Command and control aircraft
| Aircraft | Number | Variants | Notes | Ref(s) |
|---|---|---|---|---|
| Cessna Citation 550 II | 11 |  |  |  |
| Cessna Citation 560 V | 3 |  |  |  |

Rotary wing aircraft
| Aircraft | Number | Variants | Notes | Ref(s) |
|---|---|---|---|---|
| CH-47 Chinhook | 5 | 5 - CH-47D |  |  |
| UH-60 Blackhawk | 3 |  |  |  |
| Sikorsky S-61 | 3 |  |  |  |
| Sikorsky S-76 | 2 |  |  |  |
| Bell 412EP | 6 |  |  |  |

== Accidents and incidents ==
Coulson Aviation aircraft have been involved in two accidents.

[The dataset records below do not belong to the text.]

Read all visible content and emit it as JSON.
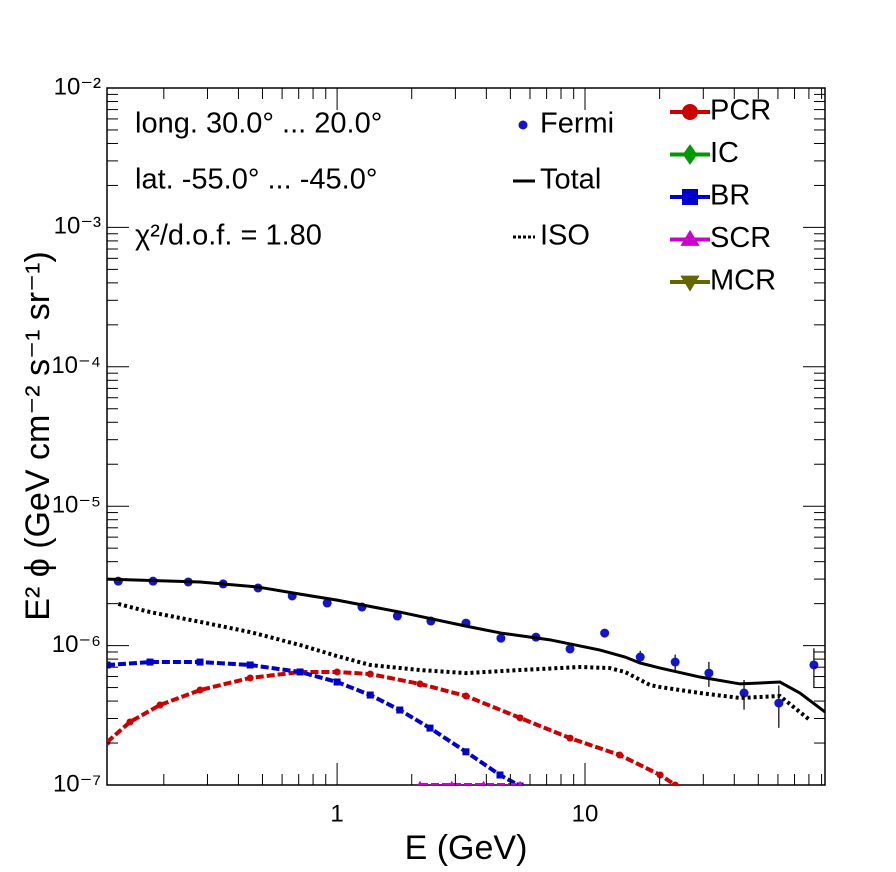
{
  "chart_data": {
    "type": "line",
    "log_x": true,
    "log_y": true,
    "xlabel": "E (GeV)",
    "ylabel": "E² ϕ (GeV cm⁻² s⁻¹ sr⁻¹)",
    "xlim": [
      0.118,
      92.9
    ],
    "ylim": [
      1e-07,
      0.01
    ],
    "xticks": [
      1,
      10
    ],
    "yticks": [
      {
        "value": 1e-07,
        "label": "10⁻⁷"
      },
      {
        "value": 1e-06,
        "label": "10⁻⁶"
      },
      {
        "value": 1e-05,
        "label": "10⁻⁵"
      },
      {
        "value": 0.0001,
        "label": "10⁻⁴"
      },
      {
        "value": 0.001,
        "label": "10⁻³"
      },
      {
        "value": 0.01,
        "label": "10⁻²"
      }
    ],
    "annotations": [
      "long. 30.0° ... 20.0°",
      "lat. -55.0° ... -45.0°",
      "χ²/d.o.f. = 1.80"
    ],
    "series": [
      {
        "name": "Fermi",
        "color": "#1414c8",
        "style": "points",
        "marker": "circle",
        "x": [
          0.131,
          0.181,
          0.251,
          0.347,
          0.48,
          0.659,
          0.912,
          1.26,
          1.75,
          2.39,
          3.31,
          4.58,
          6.34,
          8.7,
          12.0,
          16.7,
          23.1,
          31.6,
          43.8,
          60.5,
          83.8
        ],
        "values": [
          2.9e-06,
          2.9e-06,
          2.86e-06,
          2.77e-06,
          2.59e-06,
          2.27e-06,
          2.02e-06,
          1.89e-06,
          1.63e-06,
          1.5e-06,
          1.45e-06,
          1.13e-06,
          1.15e-06,
          9.46e-07,
          1.23e-06,
          8.28e-07,
          7.62e-07,
          6.35e-07,
          4.57e-07,
          3.87e-07,
          7.26e-07
        ],
        "errors": [
          5e-08,
          5e-08,
          5e-08,
          5e-08,
          5e-08,
          4e-08,
          4e-08,
          4e-08,
          3e-08,
          3e-08,
          4e-08,
          3e-08,
          4e-08,
          5e-08,
          8e-08,
          9e-08,
          1e-07,
          1.3e-07,
          1.1e-07,
          1.3e-07,
          2.3e-07
        ]
      },
      {
        "name": "Total",
        "color": "#000000",
        "style": "solid",
        "x": [
          0.118,
          0.28,
          0.48,
          0.709,
          1.0,
          1.79,
          3.31,
          4.58,
          7.22,
          11.5,
          14.5,
          16.7,
          20.1,
          29.1,
          42.2,
          61.1,
          73.6,
          92.9
        ],
        "values": [
          3e-06,
          2.86e-06,
          2.63e-06,
          2.34e-06,
          2.12e-06,
          1.74e-06,
          1.38e-06,
          1.23e-06,
          1.1e-06,
          9.29e-07,
          8.28e-07,
          7.5e-07,
          6.9e-07,
          5.95e-07,
          5.31e-07,
          5.48e-07,
          4.57e-07,
          3.34e-07
        ]
      },
      {
        "name": "ISO",
        "color": "#000000",
        "style": "dotted",
        "x": [
          0.131,
          0.176,
          0.28,
          0.446,
          0.709,
          1.0,
          1.36,
          2.16,
          3.31,
          5.47,
          9.55,
          12.6,
          14.5,
          18.3,
          20.1,
          29.1,
          42.2,
          61.1,
          80.8
        ],
        "values": [
          1.99e-06,
          1.74e-06,
          1.48e-06,
          1.25e-06,
          1.01e-06,
          8.41e-07,
          7.26e-07,
          6.68e-07,
          6.35e-07,
          6.68e-07,
          7.02e-07,
          6.9e-07,
          6.47e-07,
          5.21e-07,
          5.04e-07,
          4.57e-07,
          4.21e-07,
          4.35e-07,
          2.92e-07
        ]
      },
      {
        "name": "PCR",
        "color": "#cc0000",
        "style": "dashed",
        "marker": "circle",
        "x": [
          0.118,
          0.146,
          0.193,
          0.28,
          0.446,
          0.709,
          1.0,
          1.36,
          2.16,
          3.31,
          5.47,
          8.7,
          13.8,
          20.1,
          23.1
        ],
        "values": [
          2.03e-07,
          2.83e-07,
          3.75e-07,
          4.8e-07,
          5.86e-07,
          6.47e-07,
          6.47e-07,
          6.25e-07,
          5.31e-07,
          4.35e-07,
          3.03e-07,
          2.17e-07,
          1.64e-07,
          1.18e-07,
          1e-07
        ]
      },
      {
        "name": "IC",
        "color": "#009900",
        "style": "dashed",
        "marker": "diamond",
        "x": [],
        "values": []
      },
      {
        "name": "BR",
        "color": "#0000cc",
        "style": "dashed",
        "marker": "square",
        "x": [
          0.118,
          0.176,
          0.28,
          0.446,
          0.709,
          1.0,
          1.36,
          1.79,
          2.37,
          3.31,
          4.54,
          5.47
        ],
        "values": [
          7.26e-07,
          7.62e-07,
          7.62e-07,
          7.26e-07,
          6.47e-07,
          5.48e-07,
          4.42e-07,
          3.45e-07,
          2.56e-07,
          1.73e-07,
          1.18e-07,
          9.84e-08
        ]
      },
      {
        "name": "SCR",
        "color": "#cc00cc",
        "style": "dashed",
        "marker": "triangle-up",
        "x": [
          2.16,
          2.9,
          3.9,
          5.47
        ],
        "values": [
          1e-07,
          1e-07,
          1e-07,
          1e-07
        ]
      },
      {
        "name": "MCR",
        "color": "#666600",
        "style": "dashed",
        "marker": "triangle-down",
        "x": [],
        "values": []
      }
    ]
  }
}
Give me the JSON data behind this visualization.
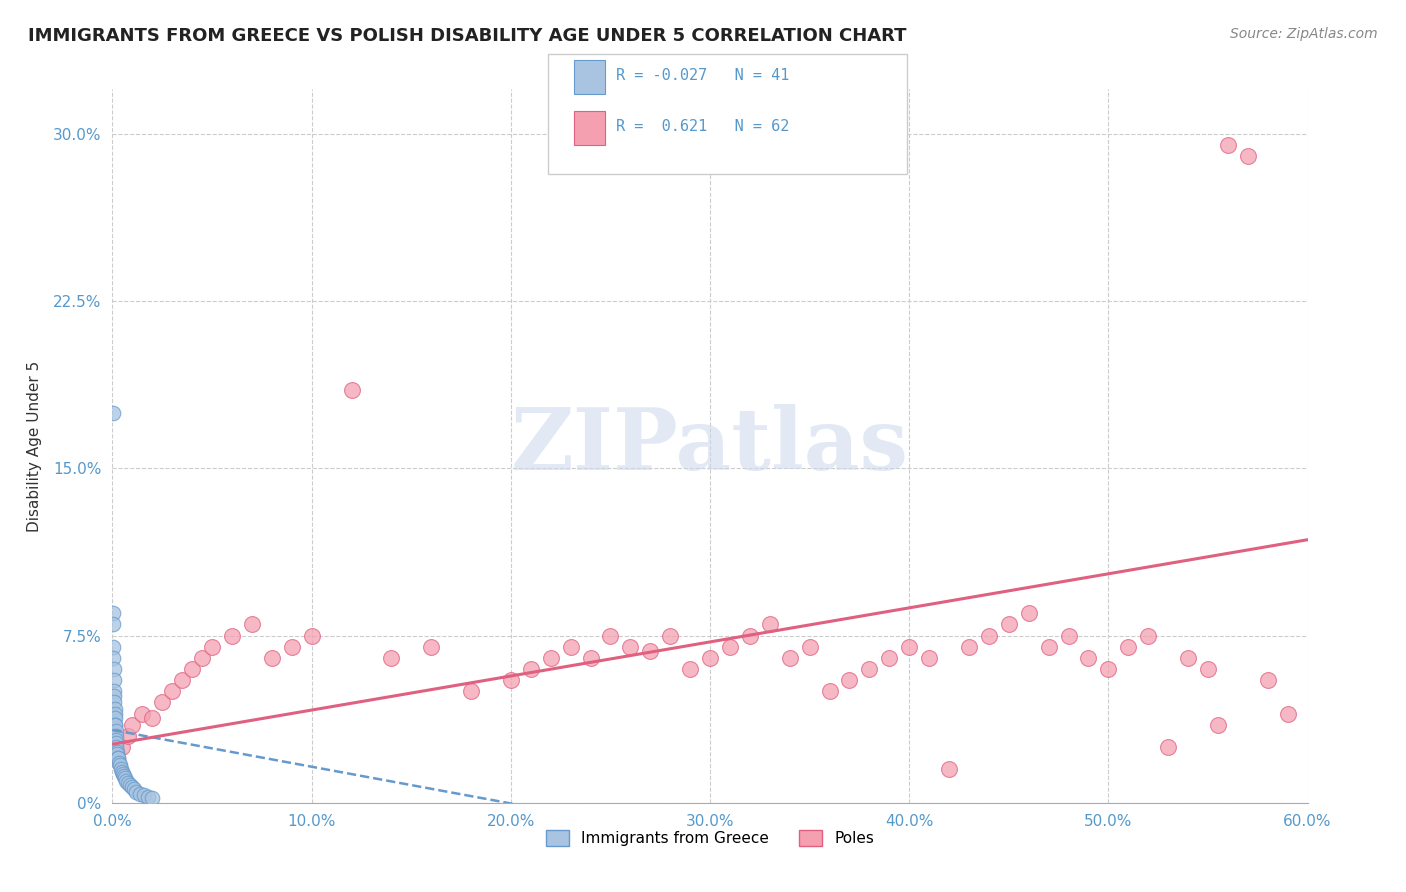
{
  "title": "IMMIGRANTS FROM GREECE VS POLISH DISABILITY AGE UNDER 5 CORRELATION CHART",
  "source": "Source: ZipAtlas.com",
  "xlabel_vals": [
    0,
    10,
    20,
    30,
    40,
    50,
    60
  ],
  "ylabel_vals": [
    0,
    7.5,
    15.0,
    22.5,
    30.0
  ],
  "ylabel_label": "Disability Age Under 5",
  "xlim": [
    0,
    60
  ],
  "ylim": [
    0,
    32
  ],
  "blue_R": -0.027,
  "blue_N": 41,
  "pink_R": 0.621,
  "pink_N": 62,
  "blue_color": "#a8c4e0",
  "pink_color": "#f4a0b0",
  "blue_edge": "#6699cc",
  "pink_edge": "#e06080",
  "watermark": "ZIPatlas",
  "legend_label_greece": "Immigrants from Greece",
  "legend_label_poles": "Poles",
  "blue_x": [
    0.01,
    0.02,
    0.03,
    0.04,
    0.05,
    0.06,
    0.07,
    0.08,
    0.09,
    0.1,
    0.11,
    0.12,
    0.13,
    0.14,
    0.15,
    0.16,
    0.17,
    0.18,
    0.19,
    0.2,
    0.22,
    0.25,
    0.28,
    0.3,
    0.35,
    0.4,
    0.45,
    0.5,
    0.55,
    0.6,
    0.65,
    0.7,
    0.8,
    0.9,
    1.0,
    1.1,
    1.2,
    1.4,
    1.6,
    1.8,
    2.0
  ],
  "blue_y": [
    17.5,
    8.5,
    8.0,
    7.0,
    6.5,
    6.0,
    5.5,
    5.0,
    4.8,
    4.5,
    4.2,
    4.0,
    3.8,
    3.5,
    3.5,
    3.2,
    3.0,
    2.8,
    2.7,
    2.5,
    2.3,
    2.2,
    2.0,
    2.0,
    1.8,
    1.7,
    1.5,
    1.4,
    1.3,
    1.2,
    1.1,
    1.0,
    0.9,
    0.8,
    0.7,
    0.6,
    0.5,
    0.4,
    0.35,
    0.25,
    0.2
  ],
  "pink_x": [
    0.2,
    0.5,
    0.8,
    1.0,
    1.5,
    2.0,
    2.5,
    3.0,
    3.5,
    4.0,
    4.5,
    5.0,
    6.0,
    7.0,
    8.0,
    9.0,
    10.0,
    12.0,
    14.0,
    16.0,
    18.0,
    20.0,
    21.0,
    22.0,
    23.0,
    24.0,
    25.0,
    26.0,
    27.0,
    28.0,
    29.0,
    30.0,
    31.0,
    32.0,
    33.0,
    34.0,
    35.0,
    36.0,
    37.0,
    38.0,
    39.0,
    40.0,
    41.0,
    42.0,
    43.0,
    44.0,
    45.0,
    46.0,
    47.0,
    48.0,
    49.0,
    50.0,
    51.0,
    52.0,
    53.0,
    54.0,
    55.0,
    56.0,
    57.0,
    58.0,
    55.5,
    59.0
  ],
  "pink_y": [
    2.0,
    2.5,
    3.0,
    3.5,
    4.0,
    3.8,
    4.5,
    5.0,
    5.5,
    6.0,
    6.5,
    7.0,
    7.5,
    8.0,
    6.5,
    7.0,
    7.5,
    18.5,
    6.5,
    7.0,
    5.0,
    5.5,
    6.0,
    6.5,
    7.0,
    6.5,
    7.5,
    7.0,
    6.8,
    7.5,
    6.0,
    6.5,
    7.0,
    7.5,
    8.0,
    6.5,
    7.0,
    5.0,
    5.5,
    6.0,
    6.5,
    7.0,
    6.5,
    1.5,
    7.0,
    7.5,
    8.0,
    8.5,
    7.0,
    7.5,
    6.5,
    6.0,
    7.0,
    7.5,
    2.5,
    6.5,
    6.0,
    29.5,
    29.0,
    5.5,
    3.5,
    4.0
  ]
}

- In 2020, a Coulson Lockheed C-130 Hercules aircraft crashed while aerial firefighting for the New South Wales Rural Fire Service during Australia's black summer bushfires, resulting in the deaths of three American firefighters. The Australian Transport Safety Bureau (ATSB) determined the cause of the collision was likely due to the dangerous weather conditions, low-level wind shear and an increased tailwind, leading to the aircraft stalling while releasing fire retardant foam at a low height and airspeed and colliding with terrain.
- In 2023, a Boeing 737-300 aircraft known as Tanker 139 and operated by Coulson Aviation crashed in the Fitzgerald River National Park in the Great Southern Region of Western Australia while fighting multiple fires. The cause of the crash was the pilots dumping fire retardant below the minimum altitude.